A video of the session is available, as are the slides. I promise not to say "so" anywhere near as many times when I repeat my performance at JAX (is there anything more painful than watching yourself on video?).
I thought the session went really really well. We got some great questions at the end, we had an audience that was engaged, and I was dead pleased we didn't lose anyone with the assembly language. We had some very valuable feedback afterwards too.
As well as our presentation, there were three great lightning talks:
Somay Nakhal on Java Thread States - Somay gave a nice overview of thread lifecycles with code and some great diagrams. I liked how he made this more applicable to the real world than the sort of book examples you get.
Ged Byrne on the shiny new LJC Book Club - Ged reminded us how great it is to read an actual, paper book. How committing to reading page by page forces you to learn in a different way to jumping around internet references that might not give you the context you need.
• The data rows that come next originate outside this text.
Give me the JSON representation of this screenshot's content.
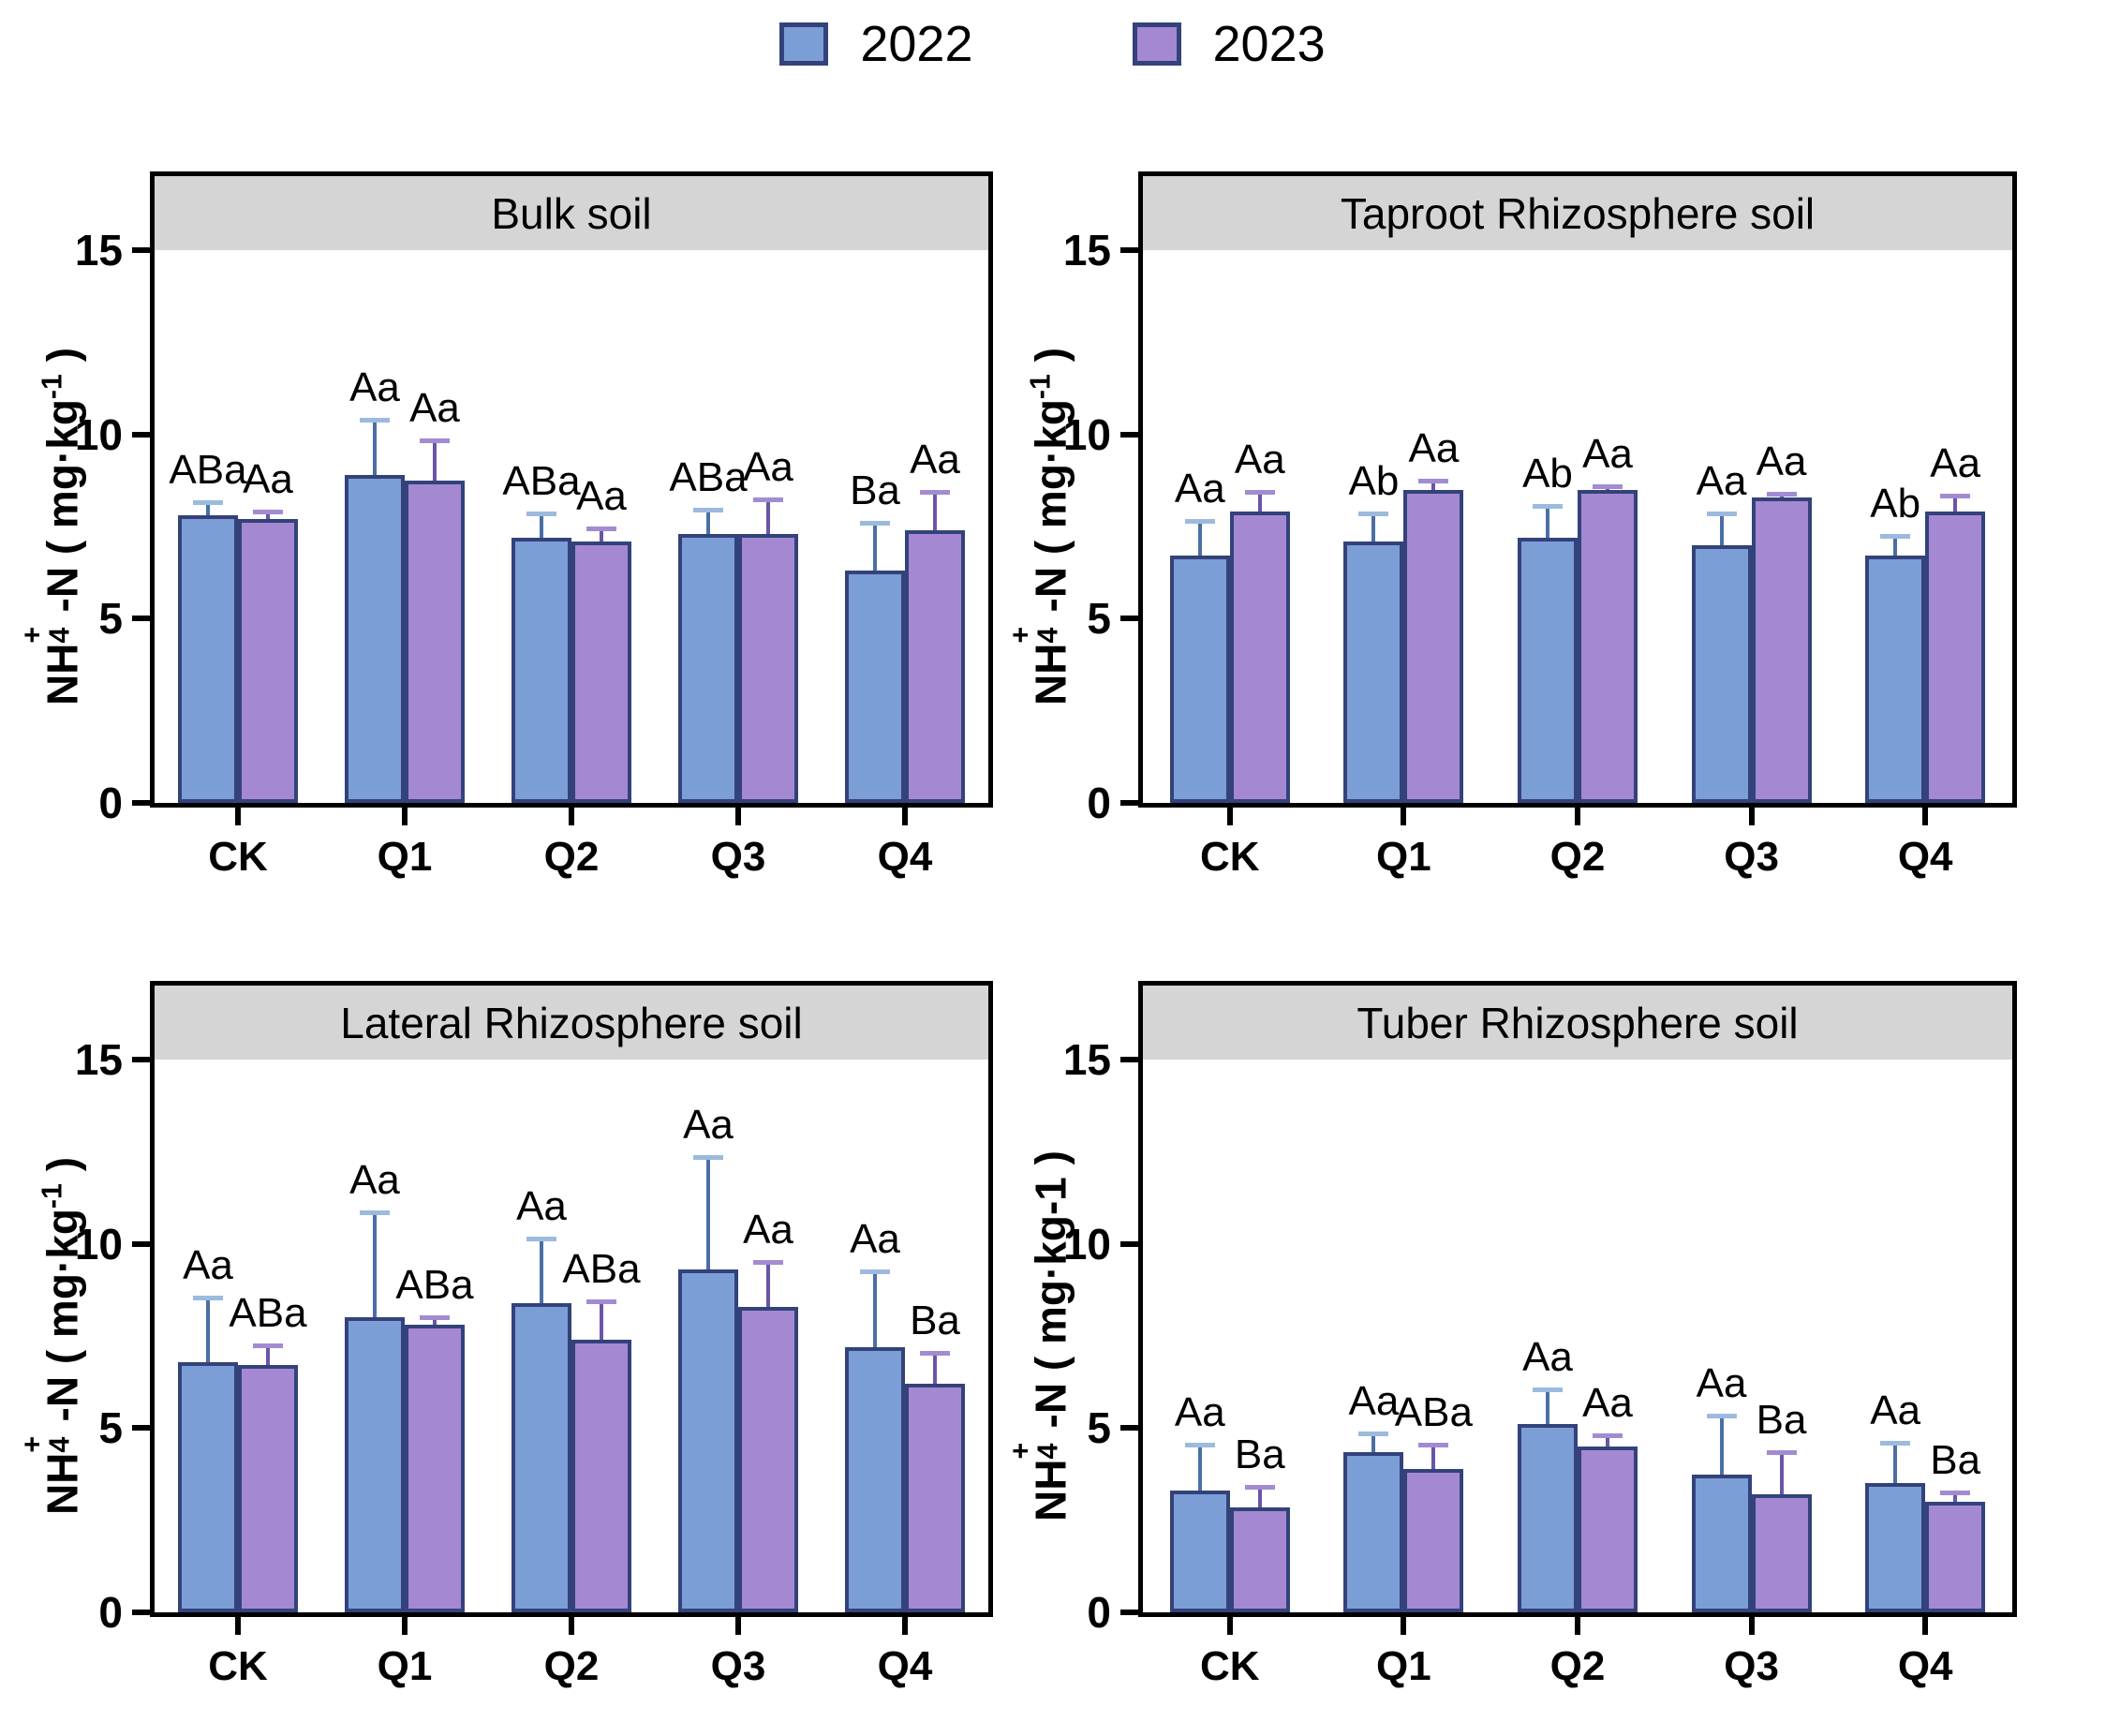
{
  "legend": {
    "items": [
      {
        "label": "2022",
        "color": "#7c9ed6"
      },
      {
        "label": "2023",
        "color": "#a588d2"
      }
    ]
  },
  "colors": {
    "bar_border": "#33427a",
    "header_bg": "#d5d5d5",
    "axis": "#000000"
  },
  "chart_data": [
    {
      "type": "bar",
      "title": "Bulk soil",
      "ylabel": {
        "pre": "NH",
        "sub": "4",
        "plus": "+",
        "mid": "-N ( mg·kg",
        "exp": "-1",
        "post": " )",
        "exp_superscript": true
      },
      "ylim": [
        0,
        15
      ],
      "yticks": [
        0,
        5,
        10,
        15
      ],
      "grid": false,
      "legend_position": "top-center",
      "categories": [
        "CK",
        "Q1",
        "Q2",
        "Q3",
        "Q4"
      ],
      "series": [
        {
          "name": "2022",
          "color": "#7c9ed6",
          "err_line_color": "#4a6fa5",
          "err_cap_color": "#9cbade",
          "values": [
            7.8,
            8.9,
            7.2,
            7.3,
            6.3
          ],
          "errors": [
            0.4,
            1.55,
            0.7,
            0.7,
            1.35
          ],
          "letters": [
            "ABa",
            "Aa",
            "ABa",
            "ABa",
            "Ba"
          ]
        },
        {
          "name": "2023",
          "color": "#a588d2",
          "err_line_color": "#6a55a8",
          "err_cap_color": "#a38bd2",
          "values": [
            7.7,
            8.75,
            7.1,
            7.3,
            7.4
          ],
          "errors": [
            0.25,
            1.15,
            0.4,
            1.0,
            1.1
          ],
          "letters": [
            "Aa",
            "Aa",
            "Aa",
            "Aa",
            "Aa"
          ]
        }
      ]
    },
    {
      "type": "bar",
      "title": "Taproot Rhizosphere soil",
      "ylabel": {
        "pre": "NH",
        "sub": "4",
        "plus": "+",
        "mid": "-N ( mg·kg",
        "exp": "-1",
        "post": " )",
        "exp_superscript": true
      },
      "ylim": [
        0,
        15
      ],
      "yticks": [
        0,
        5,
        10,
        15
      ],
      "grid": false,
      "categories": [
        "CK",
        "Q1",
        "Q2",
        "Q3",
        "Q4"
      ],
      "series": [
        {
          "name": "2022",
          "color": "#7c9ed6",
          "err_line_color": "#4a6fa5",
          "err_cap_color": "#9cbade",
          "values": [
            6.7,
            7.1,
            7.2,
            7.0,
            6.7
          ],
          "errors": [
            1.0,
            0.8,
            0.9,
            0.9,
            0.6
          ],
          "letters": [
            "Aa",
            "Ab",
            "Ab",
            "Aa",
            "Ab"
          ]
        },
        {
          "name": "2023",
          "color": "#a588d2",
          "err_line_color": "#6a55a8",
          "err_cap_color": "#a38bd2",
          "values": [
            7.9,
            8.5,
            8.5,
            8.3,
            7.9
          ],
          "errors": [
            0.6,
            0.3,
            0.15,
            0.15,
            0.5
          ],
          "letters": [
            "Aa",
            "Aa",
            "Aa",
            "Aa",
            "Aa"
          ]
        }
      ]
    },
    {
      "type": "bar",
      "title": "Lateral Rhizosphere soil",
      "ylabel": {
        "pre": "NH",
        "sub": "4",
        "plus": "+",
        "mid": "-N ( mg·kg",
        "exp": "-1",
        "post": " )",
        "exp_superscript": true
      },
      "ylim": [
        0,
        15
      ],
      "yticks": [
        0,
        5,
        10,
        15
      ],
      "grid": false,
      "categories": [
        "CK",
        "Q1",
        "Q2",
        "Q3",
        "Q4"
      ],
      "series": [
        {
          "name": "2022",
          "color": "#7c9ed6",
          "err_line_color": "#4a6fa5",
          "err_cap_color": "#9cbade",
          "values": [
            6.8,
            8.0,
            8.4,
            9.3,
            7.2
          ],
          "errors": [
            1.8,
            2.9,
            1.8,
            3.1,
            2.1
          ],
          "letters": [
            "Aa",
            "Aa",
            "Aa",
            "Aa",
            "Aa"
          ]
        },
        {
          "name": "2023",
          "color": "#a588d2",
          "err_line_color": "#6a55a8",
          "err_cap_color": "#a38bd2",
          "values": [
            6.7,
            7.8,
            7.4,
            8.3,
            6.2
          ],
          "errors": [
            0.6,
            0.25,
            1.1,
            1.25,
            0.9
          ],
          "letters": [
            "ABa",
            "ABa",
            "ABa",
            "Aa",
            "Ba"
          ]
        }
      ]
    },
    {
      "type": "bar",
      "title": "Tuber Rhizosphere soil",
      "ylabel": {
        "pre": "NH",
        "sub": "4",
        "plus": "+",
        "mid": "-N ( mg·kg",
        "exp": "-1",
        "post": " )",
        "exp_superscript": false
      },
      "ylim": [
        0,
        15
      ],
      "yticks": [
        0,
        5,
        10,
        15
      ],
      "grid": false,
      "categories": [
        "CK",
        "Q1",
        "Q2",
        "Q3",
        "Q4"
      ],
      "series": [
        {
          "name": "2022",
          "color": "#7c9ed6",
          "err_line_color": "#4a6fa5",
          "err_cap_color": "#9cbade",
          "values": [
            3.3,
            4.35,
            5.1,
            3.75,
            3.5
          ],
          "errors": [
            1.3,
            0.55,
            1.0,
            1.65,
            1.15
          ],
          "letters": [
            "Aa",
            "Aa",
            "Aa",
            "Aa",
            "Aa"
          ]
        },
        {
          "name": "2023",
          "color": "#a588d2",
          "err_line_color": "#6a55a8",
          "err_cap_color": "#a38bd2",
          "values": [
            2.85,
            3.9,
            4.5,
            3.2,
            3.0
          ],
          "errors": [
            0.6,
            0.7,
            0.35,
            1.2,
            0.3
          ],
          "letters": [
            "Ba",
            "ABa",
            "Aa",
            "Ba",
            "Ba"
          ]
        }
      ]
    }
  ]
}
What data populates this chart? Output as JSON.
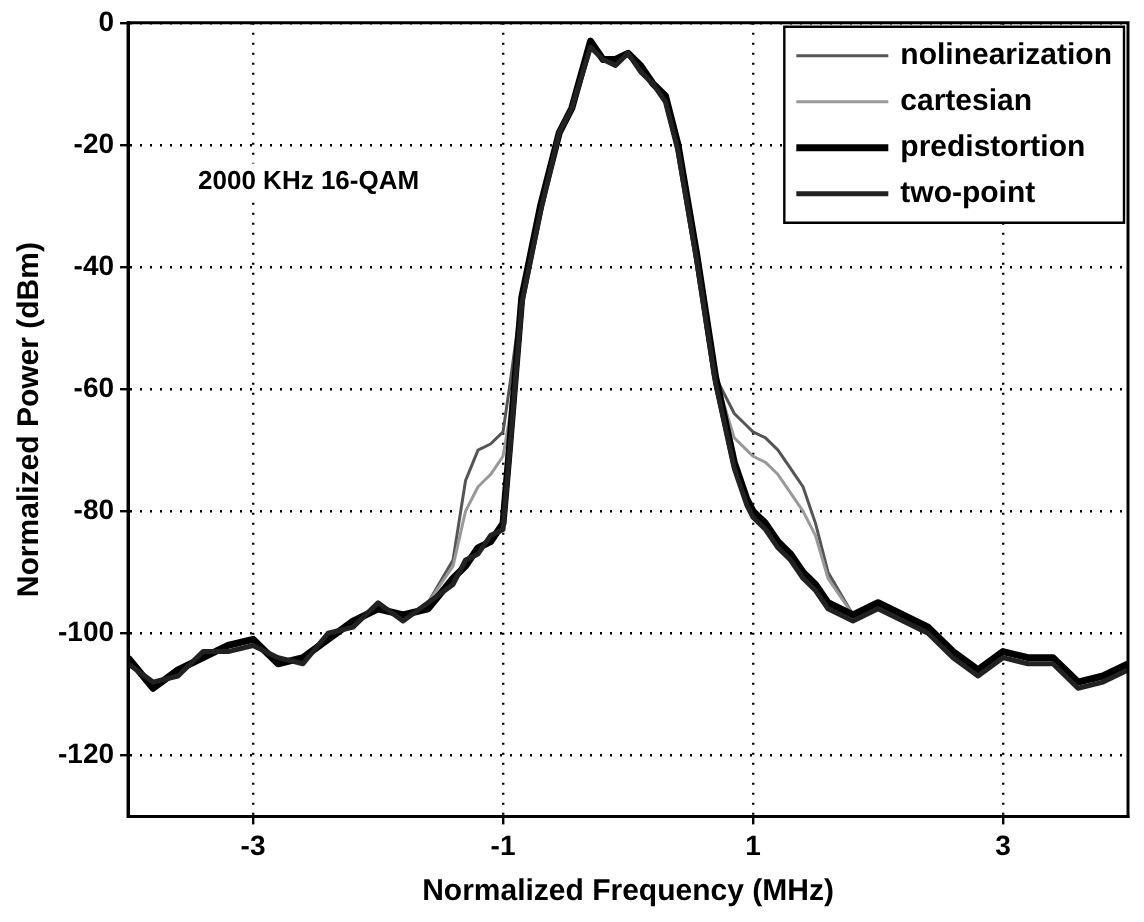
{
  "chart_data": {
    "type": "line",
    "xlabel": "Normalized Frequency (MHz)",
    "ylabel": "Normalized Power (dBm)",
    "annotations": [
      "2000 KHz 16-QAM"
    ],
    "x": [
      -4,
      -3.8,
      -3.6,
      -3.4,
      -3.2,
      -3,
      -2.8,
      -2.6,
      -2.4,
      -2.2,
      -2,
      -1.8,
      -1.6,
      -1.4,
      -1.3,
      -1.2,
      -1.1,
      -1,
      -0.95,
      -0.85,
      -0.7,
      -0.55,
      -0.45,
      -0.3,
      -0.2,
      -0.1,
      0,
      0.1,
      0.2,
      0.3,
      0.4,
      0.55,
      0.7,
      0.85,
      0.95,
      1,
      1.1,
      1.2,
      1.3,
      1.4,
      1.5,
      1.6,
      1.8,
      2,
      2.2,
      2.4,
      2.6,
      2.8,
      3,
      3.2,
      3.4,
      3.6,
      3.8,
      4
    ],
    "series": [
      {
        "name": "nolinearization",
        "color": "#555555",
        "values": [
          null,
          null,
          null,
          null,
          null,
          null,
          null,
          null,
          null,
          null,
          null,
          null,
          -95,
          -88,
          -75,
          -70,
          -69,
          -67,
          -60,
          -45,
          null,
          null,
          null,
          null,
          null,
          null,
          null,
          null,
          null,
          null,
          null,
          null,
          -58,
          -64,
          -66,
          -67,
          -68,
          -70,
          -73,
          -76,
          -82,
          -90,
          -97,
          null,
          null,
          null,
          null,
          null,
          null,
          null,
          null,
          null,
          null,
          null
        ]
      },
      {
        "name": "cartesian",
        "color": "#999999",
        "values": [
          null,
          null,
          null,
          null,
          null,
          null,
          null,
          null,
          null,
          null,
          null,
          null,
          -95,
          -89,
          -80,
          -76,
          -74,
          -71,
          -65,
          -45,
          null,
          null,
          null,
          null,
          null,
          null,
          null,
          null,
          null,
          null,
          null,
          null,
          -58,
          -68,
          -70,
          -71,
          -72,
          -74,
          -77,
          -80,
          -84,
          -91,
          -97,
          null,
          null,
          null,
          null,
          null,
          null,
          null,
          null,
          null,
          null,
          null
        ]
      },
      {
        "name": "predistortion",
        "color": "#000000",
        "values": [
          -104,
          -109,
          -106,
          -104,
          -102,
          -101,
          -105,
          -104,
          -101,
          -98,
          -96,
          -97,
          -96,
          -91,
          -89,
          -86,
          -85,
          -82,
          -70,
          -45,
          -30,
          -18,
          -14,
          -3,
          -6,
          -6,
          -5,
          -7,
          -10,
          -12,
          -20,
          -38,
          -58,
          -72,
          -78,
          -80,
          -82,
          -85,
          -87,
          -90,
          -92,
          -95,
          -97,
          -95,
          -97,
          -99,
          -103,
          -106,
          -103,
          -104,
          -104,
          -108,
          -107,
          -105
        ]
      },
      {
        "name": "two-point",
        "color": "#222222",
        "values": [
          -105,
          -108,
          -107,
          -103,
          -103,
          -102,
          -104,
          -105,
          -100,
          -99,
          -95,
          -98,
          -95,
          -92,
          -88,
          -87,
          -84,
          -83,
          -71,
          -46,
          -31,
          -18,
          -14,
          -4,
          -6,
          -7,
          -5,
          -8,
          -10,
          -13,
          -21,
          -39,
          -59,
          -73,
          -79,
          -81,
          -83,
          -86,
          -88,
          -91,
          -93,
          -96,
          -98,
          -96,
          -98,
          -100,
          -104,
          -107,
          -104,
          -105,
          -105,
          -109,
          -108,
          -106
        ]
      }
    ],
    "xlim": [
      -4,
      4
    ],
    "xticks": [
      -3,
      -1,
      1,
      3
    ],
    "ylim": [
      -130,
      0
    ],
    "yticks": [
      -120,
      -100,
      -80,
      -60,
      -40,
      -20,
      0
    ],
    "grid": true,
    "legend": "top right",
    "line_style": "solid",
    "marker": "none"
  }
}
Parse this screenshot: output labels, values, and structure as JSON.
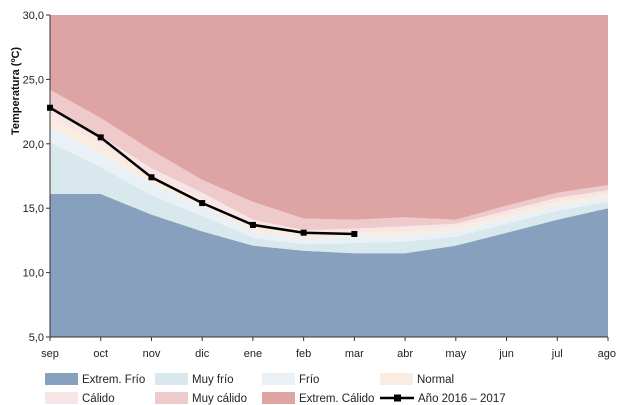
{
  "chart_data": {
    "type": "area",
    "title": "",
    "xlabel": "",
    "ylabel": "Temperatura (ºC)",
    "ylim": [
      5,
      30
    ],
    "yticks": [
      "5,0",
      "10,0",
      "15,0",
      "20,0",
      "25,0",
      "30,0"
    ],
    "categories": [
      "sep",
      "oct",
      "nov",
      "dic",
      "ene",
      "feb",
      "mar",
      "abr",
      "may",
      "jun",
      "jul",
      "ago"
    ],
    "grid": false,
    "legend_position": "bottom",
    "band_boundaries": [
      {
        "name": "Extrem. Frío",
        "values": [
          16.1,
          16.1,
          14.5,
          13.2,
          12.1,
          11.7,
          11.5,
          11.5,
          12.1,
          13.1,
          14.1,
          15.0
        ]
      },
      {
        "name": "Muy frío",
        "values": [
          20.1,
          18.2,
          16.0,
          14.4,
          12.7,
          12.2,
          12.3,
          12.4,
          12.8,
          13.8,
          14.8,
          15.5
        ]
      },
      {
        "name": "Frío",
        "values": [
          21.3,
          19.3,
          16.9,
          15.2,
          13.2,
          12.6,
          12.8,
          12.9,
          13.2,
          14.2,
          15.2,
          15.9
        ]
      },
      {
        "name": "Normal",
        "values": [
          22.0,
          20.0,
          17.5,
          15.7,
          13.6,
          12.9,
          13.1,
          13.2,
          13.5,
          14.5,
          15.5,
          16.1
        ]
      },
      {
        "name": "Cálido",
        "values": [
          22.7,
          20.6,
          18.1,
          16.2,
          14.1,
          13.3,
          13.4,
          13.6,
          13.8,
          14.8,
          15.8,
          16.4
        ]
      },
      {
        "name": "Muy cálido",
        "values": [
          24.2,
          22.0,
          19.5,
          17.2,
          15.5,
          14.2,
          14.1,
          14.3,
          14.1,
          15.2,
          16.2,
          16.8
        ]
      },
      {
        "name": "Extrem. Cálido",
        "values": [
          30,
          30,
          30,
          30,
          30,
          30,
          30,
          30,
          30,
          30,
          30,
          30
        ]
      }
    ],
    "series": [
      {
        "name": "Año 2016 – 2017",
        "x": [
          "sep",
          "oct",
          "nov",
          "dic",
          "ene",
          "feb",
          "mar"
        ],
        "values": [
          22.8,
          20.5,
          17.4,
          15.4,
          13.7,
          13.1,
          13.0
        ]
      }
    ],
    "colors": {
      "Extrem. Frío": "#86a0bd",
      "Muy frío": "#d8e8ed",
      "Frío": "#e9f0f6",
      "Normal": "#fbece1",
      "Cálido": "#f8e6e6",
      "Muy cálido": "#efcaca",
      "Extrem. Cálido": "#dea3a3",
      "Año 2016 – 2017": "#000000"
    }
  }
}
I thought this was a great presentation with humour, and I liked the way he challenged us to "expand our minds". Although the actual book he was reviewing was Oracle Coherence 3.5, I've decided I need to read Beautiful Software, which Ged quoted at the end of the talk.
Peter Lawrey on Common Java Misconceptions - A session which plays well with what we're trying to preach when we talk about Tackling Folklore. He covered a few topics that are assumed to be "truth". For example, dealing with garbage collection is not a mandatory part of writing Java - you could write GC-friendly code for a start. Also it's naive to assume the JDK is written in an efficient way, anyone who's actually dug around it for a while will realise that newer, more efficient methods of programming have not been applied to all areas of the (massive) existing code base. I think it's great to have people out there talking about this stuff, it's too easy to make assumptions and take things for granted. The most important thing he said: "If you're told something, don't just believe it - test it yourself first".
All of us (me, Mike and the lightning talk presenters) got such a great response it has encouraged us at the LJC to try and push for more real developers presenting their experiences. We have a lot of great presentations from vendors, but what's more applicable to Java guys and girls across the board is other developers sharing the problems they're trying to solve and how they go about that process.
I'm very much looking forward to presenting this again at JAX.